We will always satisfy the Privacy Rules by only providing the Minimum
Necessary to satisfy the request. WMHA will inform members of this
Privacy Notice. WMHA acknowledges that certain
member rights exist, such as:
- the right to amend and correct for incomplete PHI
- the right to inspect and copy the individual's own PHI
- the right to receive confidential communications from a
Covered Entity
- the right to request restrictions on certain uses and
disclosures, and a statement that the covered entity is not required to agree
to such restrictions.
- the right to receive an accounting of disclosures
- the right to revoke a consent
WMHA is required to:
- Maintain the privacy of your health information
- Provide you with a notice as to our legal duties and
privacy practices regarding health information collected and maintained
about you
- Adhere to the terms of this Notice of Privacy Practices;
- Contact and notify you if we are unable to agree to a
requested restriction; and
- Accommodate reasonable requests you may have to
communicate health information by alternative means or at alternative
locations
We reserve the right to change our practices and to make
the new provisions effectively for all protected health information we maintain.

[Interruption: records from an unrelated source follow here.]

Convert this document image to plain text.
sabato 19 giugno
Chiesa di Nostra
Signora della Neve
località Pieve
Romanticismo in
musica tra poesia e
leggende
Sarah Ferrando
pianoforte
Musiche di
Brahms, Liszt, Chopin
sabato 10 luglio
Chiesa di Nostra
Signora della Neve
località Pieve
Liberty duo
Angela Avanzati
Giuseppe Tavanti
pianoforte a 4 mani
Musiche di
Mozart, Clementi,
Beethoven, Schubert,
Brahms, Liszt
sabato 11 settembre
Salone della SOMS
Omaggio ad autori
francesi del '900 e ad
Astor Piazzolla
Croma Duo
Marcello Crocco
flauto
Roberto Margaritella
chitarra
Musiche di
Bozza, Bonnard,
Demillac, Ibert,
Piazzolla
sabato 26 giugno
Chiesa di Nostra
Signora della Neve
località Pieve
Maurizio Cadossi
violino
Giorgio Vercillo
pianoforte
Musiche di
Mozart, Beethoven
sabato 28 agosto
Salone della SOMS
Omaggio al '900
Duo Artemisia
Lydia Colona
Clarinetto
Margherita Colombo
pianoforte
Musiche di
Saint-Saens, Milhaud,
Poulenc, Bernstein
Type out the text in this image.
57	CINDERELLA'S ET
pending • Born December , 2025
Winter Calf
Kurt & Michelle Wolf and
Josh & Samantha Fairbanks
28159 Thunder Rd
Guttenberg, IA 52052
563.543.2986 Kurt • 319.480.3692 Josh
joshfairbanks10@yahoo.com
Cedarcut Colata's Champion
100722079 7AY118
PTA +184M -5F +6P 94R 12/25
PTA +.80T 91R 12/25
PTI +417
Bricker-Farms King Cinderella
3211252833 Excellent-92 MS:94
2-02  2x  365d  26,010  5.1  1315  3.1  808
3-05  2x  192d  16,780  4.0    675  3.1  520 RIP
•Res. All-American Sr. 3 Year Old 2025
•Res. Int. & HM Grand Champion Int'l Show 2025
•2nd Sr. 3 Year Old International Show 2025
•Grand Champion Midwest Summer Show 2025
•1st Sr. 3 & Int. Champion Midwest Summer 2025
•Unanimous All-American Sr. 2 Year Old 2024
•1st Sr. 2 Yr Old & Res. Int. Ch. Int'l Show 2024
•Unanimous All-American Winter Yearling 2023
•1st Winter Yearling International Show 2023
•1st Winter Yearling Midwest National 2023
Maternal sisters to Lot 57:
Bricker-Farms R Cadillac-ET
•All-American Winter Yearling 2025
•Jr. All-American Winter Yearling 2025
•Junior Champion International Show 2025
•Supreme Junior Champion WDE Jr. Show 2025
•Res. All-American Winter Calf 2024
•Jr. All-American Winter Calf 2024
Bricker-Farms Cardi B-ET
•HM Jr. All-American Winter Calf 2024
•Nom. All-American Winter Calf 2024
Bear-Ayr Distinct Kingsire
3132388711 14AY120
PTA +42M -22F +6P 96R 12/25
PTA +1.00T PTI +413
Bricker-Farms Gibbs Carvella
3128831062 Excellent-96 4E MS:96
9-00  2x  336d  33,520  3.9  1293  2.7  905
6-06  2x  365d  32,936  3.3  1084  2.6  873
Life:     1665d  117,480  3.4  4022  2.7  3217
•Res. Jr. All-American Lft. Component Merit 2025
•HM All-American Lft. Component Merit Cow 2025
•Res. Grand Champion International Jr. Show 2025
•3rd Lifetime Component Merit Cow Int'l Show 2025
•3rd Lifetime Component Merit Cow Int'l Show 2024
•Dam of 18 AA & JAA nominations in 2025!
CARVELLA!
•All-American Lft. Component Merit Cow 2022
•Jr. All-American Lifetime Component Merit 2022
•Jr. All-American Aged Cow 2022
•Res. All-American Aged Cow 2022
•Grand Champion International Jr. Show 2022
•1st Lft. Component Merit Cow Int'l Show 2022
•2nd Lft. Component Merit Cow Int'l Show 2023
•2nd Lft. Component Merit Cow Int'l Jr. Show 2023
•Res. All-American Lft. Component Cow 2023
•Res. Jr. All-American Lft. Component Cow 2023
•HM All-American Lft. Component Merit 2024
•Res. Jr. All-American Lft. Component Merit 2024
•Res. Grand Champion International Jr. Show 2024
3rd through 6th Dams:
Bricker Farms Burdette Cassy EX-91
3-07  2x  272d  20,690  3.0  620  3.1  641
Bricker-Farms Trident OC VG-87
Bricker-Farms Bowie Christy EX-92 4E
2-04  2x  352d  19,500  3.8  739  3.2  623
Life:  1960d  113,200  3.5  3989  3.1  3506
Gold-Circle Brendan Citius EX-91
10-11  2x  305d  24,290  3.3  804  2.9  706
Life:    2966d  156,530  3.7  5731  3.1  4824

Should our information practices change, we will mail a revised notice to the
address you've supplied us. For More
Information Or To Report A Problem: Should you have further
questions or wish to make a change in the protected health information,
please contact Mr. Robert Kimmons, WMHA Administrator at (217) 429-5246.
If you believe your privacy right has been violated, you can file a
complaint with Mr. Robert Kimmons, WMHA Administrator, PO Box 1340 Decatur,
Illinois 62525 or with the Secretary of Health and Human Services.
There will be no retaliation for filing a complaint.